Embora Gemmill tenha experimentado com planos-sequência enquanto aprendia em “Plantão Médico”, ele acabou se abstendo de implementá-los em “The Pitt”. A decisão “realmente se resume ao que serve à história”, diz ele, um sentimento que o veterano escritor e produtor de televisão Robert King compartilha.
Como fã do fenômeno do tempo real, ele acha que o lirismo da estrutura de edição de “The Pitt” e seus tableaux em camadas dão a ele uma vivacidade, energia e ponto de vista que os planos-sequência mais objetivos e observacionais em “O Estúdio” e “Adolescência” nem sempre conseguem alcançar. “Você ainda tem o corte cruzado que é um requisito para qualquer trabalho de conjunto”, diz King, “mas o que é ótimo com ‘The Pitt’ é que você pode ver aquele outro nível de ação por trás do primeiro plano”.
Nenhuma dessas escolhas estruturais funciona sem grandes atores, meses de ensaios e design de set inteligente. Os avanços em equipamentos (como drones, Go-Pros e Steadicams leves) também permitiram que os diretores diagramassem mais facilmente as transferências entre operadores de câmera e permitissem que todo o elenco operasse como uma verdadeira equipe médica sincronizada —ou um estúdio de cinema caótico.

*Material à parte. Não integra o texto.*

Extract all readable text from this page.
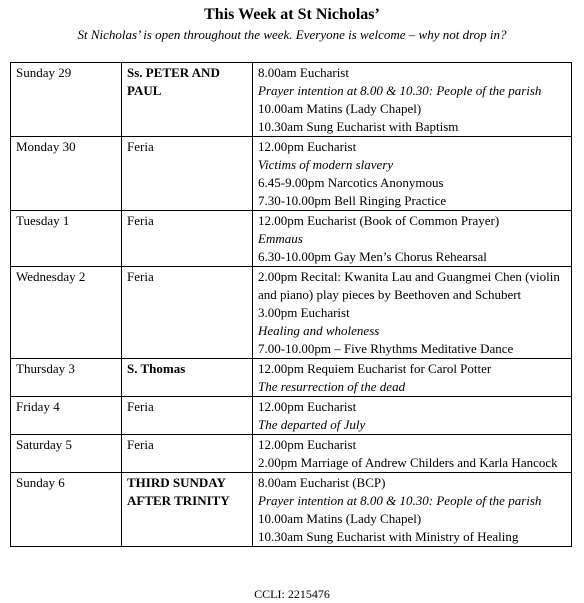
This Week at St Nicholas’
St Nicholas’ is open throughout the week. Everyone is welcome – why not drop in?
Sunday 29	Ss. PETER AND PAUL	8.00am Eucharist
Prayer intention at 8.00 & 10.30: People of the parish
10.00am Matins (Lady Chapel)
10.30am Sung Eucharist with Baptism

Monday 30	Feria	12.00pm Eucharist
Victims of modern slavery
6.45-9.00pm Narcotics Anonymous
7.30-10.00pm Bell Ringing Practice

Tuesday 1	Feria	12.00pm Eucharist (Book of Common Prayer)
Emmaus
6.30-10.00pm Gay Men’s Chorus Rehearsal

Wednesday 2	Feria	2.00pm Recital: Kwanita Lau and Guangmei Chen (violin and piano) play pieces by Beethoven and Schubert
3.00pm Eucharist
Healing and wholeness
7.00-10.00pm – Five Rhythms Meditative Dance

Thursday 3	S. Thomas	12.00pm Requiem Eucharist for Carol Potter
The resurrection of the dead

Friday 4	Feria	12.00pm Eucharist
The departed of July

Saturday 5	Feria	12.00pm Eucharist
2.00pm Marriage of Andrew Childers and Karla Hancock

Sunday 6	THIRD SUNDAY AFTER TRINITY	8.00am Eucharist (BCP)
Prayer intention at 8.00 & 10.30: People of the parish
10.00am Matins (Lady Chapel)
10.30am Sung Eucharist with Ministry of Healing
CCLI: 2215476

Gemmill revela que sua equipe projetou o set teatral de “The Pitt” —com suas numerosas portas, corredores largos e linhas de visão abertas— antes de elaborar qualquer roteiro, para que os escritores pudessem levar sua geografia em consideração visual. “Tudo foi projetado para poder manter esse movimento e esse elemento visceral”, diz ele.
O objetivo final é a atenção. Atualmente, muitas vezes parece que existem duas dimensões dentro do panorama televisivo —programas que são projetados como ruído de fundo com narrativas previsíveis e programas que retêm o enredo para criar suspense e cultivar conspirações semana a semana para manter o público teorizando.
Como o diretor de “Adolescência”, Philip Barantini, explicou recentemente nas notas de imprensa da Netflix: “Todos nós —e especialmente a geração mais jovem— estamos tão acostumados a assistir clipes curtos em nossos telefones ou no YouTube e obter uma satisfação rápida”.
Mas este último trio de programas em tempo real oferece o oposto: uma oportunidade de desacelerar, estar presente e abraçar a incerteza de cada momento que se desenrola na tela. Em uma era de infinitas distrações de dopamina, esse tipo de engajamento sustentado pode ser seu truque mais ousado.